I am proud to announce that my Congresswoman, Rep. Chellie Pingree of Maine (http://pingree NULL.house NULL.gov/), today signed on as a cosponsor of HR 2499, the Lymphedema Treatment Act. A bill like this, with no paid lobbyists or big corporate interests behind it, needs all the cosponsors it can get.
Please visit http://lymphedematreatmentact.org/ (http://lymphedematreatmentact NULL.org/) and find out if your U.S. representative is on the list — and if not, please write him or her a letter! Seriously, this works: Chellie’s signature comes after I (and possibly others in her district) sent her an e-mail with information about the bill and how it would help people like me.
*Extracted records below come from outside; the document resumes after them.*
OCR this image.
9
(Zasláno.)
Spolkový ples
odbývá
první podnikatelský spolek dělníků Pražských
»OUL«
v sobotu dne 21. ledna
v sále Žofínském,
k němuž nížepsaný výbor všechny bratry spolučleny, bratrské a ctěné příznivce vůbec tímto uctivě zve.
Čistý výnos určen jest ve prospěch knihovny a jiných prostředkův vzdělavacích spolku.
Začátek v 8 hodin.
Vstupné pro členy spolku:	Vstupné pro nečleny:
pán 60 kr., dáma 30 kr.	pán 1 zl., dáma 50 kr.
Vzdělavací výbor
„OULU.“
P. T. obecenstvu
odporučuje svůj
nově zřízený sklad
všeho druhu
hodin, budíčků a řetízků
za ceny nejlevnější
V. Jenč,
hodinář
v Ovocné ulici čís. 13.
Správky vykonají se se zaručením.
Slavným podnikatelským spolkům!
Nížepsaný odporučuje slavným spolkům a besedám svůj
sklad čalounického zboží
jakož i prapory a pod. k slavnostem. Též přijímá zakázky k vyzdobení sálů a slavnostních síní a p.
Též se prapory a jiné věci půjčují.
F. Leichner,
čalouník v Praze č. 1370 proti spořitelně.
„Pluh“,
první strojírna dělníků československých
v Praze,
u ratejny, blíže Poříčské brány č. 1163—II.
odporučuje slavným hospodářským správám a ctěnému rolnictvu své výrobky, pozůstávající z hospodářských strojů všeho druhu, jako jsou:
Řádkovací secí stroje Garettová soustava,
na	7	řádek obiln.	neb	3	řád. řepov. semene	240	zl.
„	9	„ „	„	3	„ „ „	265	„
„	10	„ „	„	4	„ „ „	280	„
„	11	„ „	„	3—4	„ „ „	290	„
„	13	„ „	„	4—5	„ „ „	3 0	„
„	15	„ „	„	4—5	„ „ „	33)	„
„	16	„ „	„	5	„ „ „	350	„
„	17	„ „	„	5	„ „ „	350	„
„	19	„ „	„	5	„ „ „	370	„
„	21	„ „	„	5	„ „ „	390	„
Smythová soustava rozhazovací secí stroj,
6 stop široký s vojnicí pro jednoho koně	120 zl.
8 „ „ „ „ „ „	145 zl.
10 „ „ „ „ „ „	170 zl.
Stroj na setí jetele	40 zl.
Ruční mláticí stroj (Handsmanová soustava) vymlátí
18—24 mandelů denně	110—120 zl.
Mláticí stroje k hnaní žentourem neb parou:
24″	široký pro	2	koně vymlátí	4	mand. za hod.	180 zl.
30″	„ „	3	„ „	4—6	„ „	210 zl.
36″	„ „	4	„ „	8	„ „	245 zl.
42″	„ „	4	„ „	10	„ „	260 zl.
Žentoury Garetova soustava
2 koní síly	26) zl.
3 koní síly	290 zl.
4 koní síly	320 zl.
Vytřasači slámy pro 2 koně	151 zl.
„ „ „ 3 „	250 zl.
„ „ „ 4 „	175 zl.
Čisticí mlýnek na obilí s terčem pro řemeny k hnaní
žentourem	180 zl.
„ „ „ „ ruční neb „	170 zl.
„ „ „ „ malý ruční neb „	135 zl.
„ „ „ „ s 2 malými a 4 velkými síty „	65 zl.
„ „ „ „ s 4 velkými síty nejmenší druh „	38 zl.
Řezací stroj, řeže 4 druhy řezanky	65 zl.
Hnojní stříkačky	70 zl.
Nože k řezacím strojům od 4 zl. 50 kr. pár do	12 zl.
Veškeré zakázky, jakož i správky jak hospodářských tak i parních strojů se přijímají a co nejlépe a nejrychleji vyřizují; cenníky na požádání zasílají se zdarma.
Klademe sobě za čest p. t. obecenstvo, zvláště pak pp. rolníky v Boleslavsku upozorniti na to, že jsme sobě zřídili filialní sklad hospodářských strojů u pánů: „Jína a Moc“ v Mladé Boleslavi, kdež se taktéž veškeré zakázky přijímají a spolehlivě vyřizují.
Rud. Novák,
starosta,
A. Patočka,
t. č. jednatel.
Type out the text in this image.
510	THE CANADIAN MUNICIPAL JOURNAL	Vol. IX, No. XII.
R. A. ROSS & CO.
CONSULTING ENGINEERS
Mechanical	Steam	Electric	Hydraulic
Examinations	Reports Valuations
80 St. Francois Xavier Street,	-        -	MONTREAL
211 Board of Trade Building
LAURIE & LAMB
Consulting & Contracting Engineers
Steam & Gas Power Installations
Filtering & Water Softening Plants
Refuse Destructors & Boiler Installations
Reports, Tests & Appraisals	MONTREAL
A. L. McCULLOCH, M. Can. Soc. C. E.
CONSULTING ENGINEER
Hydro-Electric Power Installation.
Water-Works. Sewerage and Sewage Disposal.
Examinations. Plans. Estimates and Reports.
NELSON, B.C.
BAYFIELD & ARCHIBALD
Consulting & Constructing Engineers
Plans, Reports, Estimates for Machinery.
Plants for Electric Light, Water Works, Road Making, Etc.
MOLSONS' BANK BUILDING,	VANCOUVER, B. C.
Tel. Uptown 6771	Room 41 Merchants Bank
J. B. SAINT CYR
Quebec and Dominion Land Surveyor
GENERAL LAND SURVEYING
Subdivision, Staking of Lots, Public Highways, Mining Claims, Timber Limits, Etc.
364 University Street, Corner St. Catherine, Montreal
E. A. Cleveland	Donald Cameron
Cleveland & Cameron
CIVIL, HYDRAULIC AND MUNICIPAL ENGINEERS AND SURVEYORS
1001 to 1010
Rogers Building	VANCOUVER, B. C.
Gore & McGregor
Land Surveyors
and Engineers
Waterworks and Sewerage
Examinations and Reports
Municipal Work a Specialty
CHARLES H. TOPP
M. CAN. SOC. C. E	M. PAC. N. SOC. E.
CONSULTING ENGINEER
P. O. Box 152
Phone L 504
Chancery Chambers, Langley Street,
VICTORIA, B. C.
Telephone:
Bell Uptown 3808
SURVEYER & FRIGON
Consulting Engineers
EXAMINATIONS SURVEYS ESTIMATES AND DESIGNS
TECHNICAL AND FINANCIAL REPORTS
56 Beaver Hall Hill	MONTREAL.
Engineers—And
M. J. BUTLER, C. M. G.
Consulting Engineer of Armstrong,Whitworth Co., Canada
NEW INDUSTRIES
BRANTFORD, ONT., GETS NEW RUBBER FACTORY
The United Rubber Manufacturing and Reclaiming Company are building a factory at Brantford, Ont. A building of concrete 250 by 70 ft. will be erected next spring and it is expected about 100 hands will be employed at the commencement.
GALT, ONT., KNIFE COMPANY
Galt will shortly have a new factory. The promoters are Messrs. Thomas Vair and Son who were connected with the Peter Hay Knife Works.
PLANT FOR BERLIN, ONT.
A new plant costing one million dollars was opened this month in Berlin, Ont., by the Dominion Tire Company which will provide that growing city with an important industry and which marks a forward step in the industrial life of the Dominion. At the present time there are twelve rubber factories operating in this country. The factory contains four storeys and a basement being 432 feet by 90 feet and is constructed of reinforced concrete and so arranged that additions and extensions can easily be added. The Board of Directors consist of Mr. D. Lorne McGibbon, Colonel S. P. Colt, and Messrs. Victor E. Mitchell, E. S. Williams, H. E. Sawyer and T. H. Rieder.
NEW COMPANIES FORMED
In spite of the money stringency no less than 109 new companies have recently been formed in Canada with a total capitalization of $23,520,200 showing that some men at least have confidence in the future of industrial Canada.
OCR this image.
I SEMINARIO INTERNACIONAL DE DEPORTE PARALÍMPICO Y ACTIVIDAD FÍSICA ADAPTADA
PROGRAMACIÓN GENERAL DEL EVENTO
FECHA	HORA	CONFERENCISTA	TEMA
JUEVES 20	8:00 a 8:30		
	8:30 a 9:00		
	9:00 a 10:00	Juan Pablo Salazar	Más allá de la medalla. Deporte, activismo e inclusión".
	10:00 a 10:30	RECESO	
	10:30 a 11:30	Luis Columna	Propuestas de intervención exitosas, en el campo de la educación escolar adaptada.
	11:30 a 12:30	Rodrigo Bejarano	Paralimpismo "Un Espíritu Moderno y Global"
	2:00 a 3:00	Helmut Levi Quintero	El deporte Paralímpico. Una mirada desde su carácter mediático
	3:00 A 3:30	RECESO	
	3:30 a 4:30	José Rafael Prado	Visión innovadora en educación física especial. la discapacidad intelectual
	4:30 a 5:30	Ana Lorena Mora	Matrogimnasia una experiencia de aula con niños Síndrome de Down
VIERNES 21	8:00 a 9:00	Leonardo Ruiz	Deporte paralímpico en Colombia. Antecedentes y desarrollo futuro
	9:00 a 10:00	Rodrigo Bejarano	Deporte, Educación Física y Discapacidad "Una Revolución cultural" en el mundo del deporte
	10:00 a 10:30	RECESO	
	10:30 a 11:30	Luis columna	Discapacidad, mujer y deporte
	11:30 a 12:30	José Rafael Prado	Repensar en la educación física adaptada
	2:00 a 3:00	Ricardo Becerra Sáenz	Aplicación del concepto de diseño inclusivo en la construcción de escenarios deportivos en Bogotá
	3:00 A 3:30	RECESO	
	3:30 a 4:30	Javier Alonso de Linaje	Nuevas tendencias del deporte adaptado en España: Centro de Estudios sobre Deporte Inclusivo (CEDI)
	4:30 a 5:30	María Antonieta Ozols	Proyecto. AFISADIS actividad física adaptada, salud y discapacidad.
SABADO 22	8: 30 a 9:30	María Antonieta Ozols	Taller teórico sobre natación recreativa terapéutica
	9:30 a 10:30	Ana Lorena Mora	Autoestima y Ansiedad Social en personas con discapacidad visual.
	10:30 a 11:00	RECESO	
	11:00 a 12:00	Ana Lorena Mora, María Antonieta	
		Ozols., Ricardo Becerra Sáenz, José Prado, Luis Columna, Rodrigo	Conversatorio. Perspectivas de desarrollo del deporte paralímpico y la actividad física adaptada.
For those coming late to this party: The Lymphedema Treatment Act was started by one woman, Heather Ferguson of North Carolina, whose son has lymphatic issues. If passed, it would improve coverage for lymphedema treatment for those on Medicare, and most private insurers would likely change their rules to match. While lipedema is not lymphedema, many of us have both, and will benefit if our insurers offer better access to preventive treatments.
The best part about this bill is that it will SAVE money for the health care system by preventing infections and disabilities caused by lymphedema in those who do not currently have access to appropriate care. As most of us know, lymphatic conditions are all too often misdiagnosed and mistreated; this bill is a step in raising awareness as well as keeping lymphedema patients healthier.